As many as 14 employees of Hambleton Lumber Co., LLC in Washougal could be out of work as a result of the failure to agree on a purchase and lease deal for 10.5 acres owned by the family-owned firm.
According to Mike Reinhart, a consultant negotiating the deal for Hambleton, the Port of Camas-Washougal backed-out of the $2 million purchase only three days before a Dec. 31 deadline imposed by the company’s Texas-based lender, which bought Hambleton’s debt in the wake of last year’s failure of the Bank of Clark County.
As a result, Reinhart said, the company is scrambling to find private investors to keep the lender from seizing the property, putting as many as 16 employees at Hambleton’s kiln operations in Washougal out of work.
Scot Walstra, the Port’s development director, confirmed the lease and purchase deal fell through last month, adding that an agreement was contingent on approval by its elected three-member board of commissioners after a period of public review.

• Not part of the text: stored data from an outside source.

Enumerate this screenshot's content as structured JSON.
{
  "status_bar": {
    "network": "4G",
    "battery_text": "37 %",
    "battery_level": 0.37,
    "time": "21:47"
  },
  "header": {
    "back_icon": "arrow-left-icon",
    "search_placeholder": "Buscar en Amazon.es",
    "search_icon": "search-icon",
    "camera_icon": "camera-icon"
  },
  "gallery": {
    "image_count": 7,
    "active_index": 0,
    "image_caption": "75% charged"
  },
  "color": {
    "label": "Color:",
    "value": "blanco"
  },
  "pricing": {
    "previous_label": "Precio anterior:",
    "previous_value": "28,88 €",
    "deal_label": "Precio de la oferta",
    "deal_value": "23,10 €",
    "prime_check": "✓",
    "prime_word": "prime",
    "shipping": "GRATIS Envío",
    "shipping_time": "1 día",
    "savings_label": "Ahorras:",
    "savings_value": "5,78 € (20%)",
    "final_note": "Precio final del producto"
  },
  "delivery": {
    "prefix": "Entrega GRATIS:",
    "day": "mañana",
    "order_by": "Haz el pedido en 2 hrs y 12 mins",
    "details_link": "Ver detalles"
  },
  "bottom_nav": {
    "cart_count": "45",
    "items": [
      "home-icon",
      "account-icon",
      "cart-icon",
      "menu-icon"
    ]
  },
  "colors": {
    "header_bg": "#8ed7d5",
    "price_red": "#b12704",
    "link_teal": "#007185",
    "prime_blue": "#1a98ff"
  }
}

According to Reinhart, the deal began to flounder during a Dec. 21 meeting when Commissioner Bill Ward expressed concerns about possible negative environmental impacts on the property, the site of a kiln for drying wood for use in road and bridge construction.
“Everyone had concerns about the remediation that would be required,” Ward said, referring to outgoing commissioners Alan Hargrave and Jim Carroll, who lost their reelection bids last year.
The property, located in the East Industrial Park in Washougal, has already cleared a Level 1 environmental assessment, which includes a check for underground storage tanks and petroleum contamination, according to Walstra.
Reinhart said Hargrave and Carroll supported the purchase, leaving only Ward ultimately opposing a $2 million transaction with $15,000 in monthly lease payments to the Port from Hambleton for five years. “It really was a good deal for the Port,” Reinhart said.
Hargrave and Carroll did not return calls regarding their role in the Hambleton negotiations.
The Port, emerging from a lengthy arbitration process with Riverwalk on the Columbia LLC over a failed $350 million mixed-use development project, hoped to turn the page on a troubled year with two new board members, Mark Lampton and Bill Macrae-Smith, both sworn-in Monday.
In the end, Walstra conceded that the impending arrival of newly-elected commissioners not directly involved with negotiations and a tight public hearing schedule around last month’s holidays may have ultimately doomed the purchase and lease deal – for now, at least.
“There was a strong feeling among the commission to get more time to close the deal,” Walstra said.
With a few weeks worth of reprieve from their lender, Hambleton has a shrinking window of opportunity to make a deal to save both the property and the livelihoods of more than a dozen workers.
However, a final agreement with the Port was unlikely, according to Reinhart. “It’s a shame because they said they were in it for economic development,” he said of the Port. “And this purchase was an ideal way to get exactly that.”
In a visit this week, business seemed to be picking up at Hambleton’s separate riverfront saw mill property, with the ringing sound of cut lumber echoing through the air at the end of Washougal’s A Street. According to Reinhart, operations there are expected to continue, regardless of the fate of Hambleton’s East Industrial Park property.
Meanwhile, in the saw mill’s small office, workers and staff still filed in and out, each time passing a dry-erase board with this perhaps cruelly-ironic message, given the recent failure of the Port deal:
“He who hesitates is lost,” it read.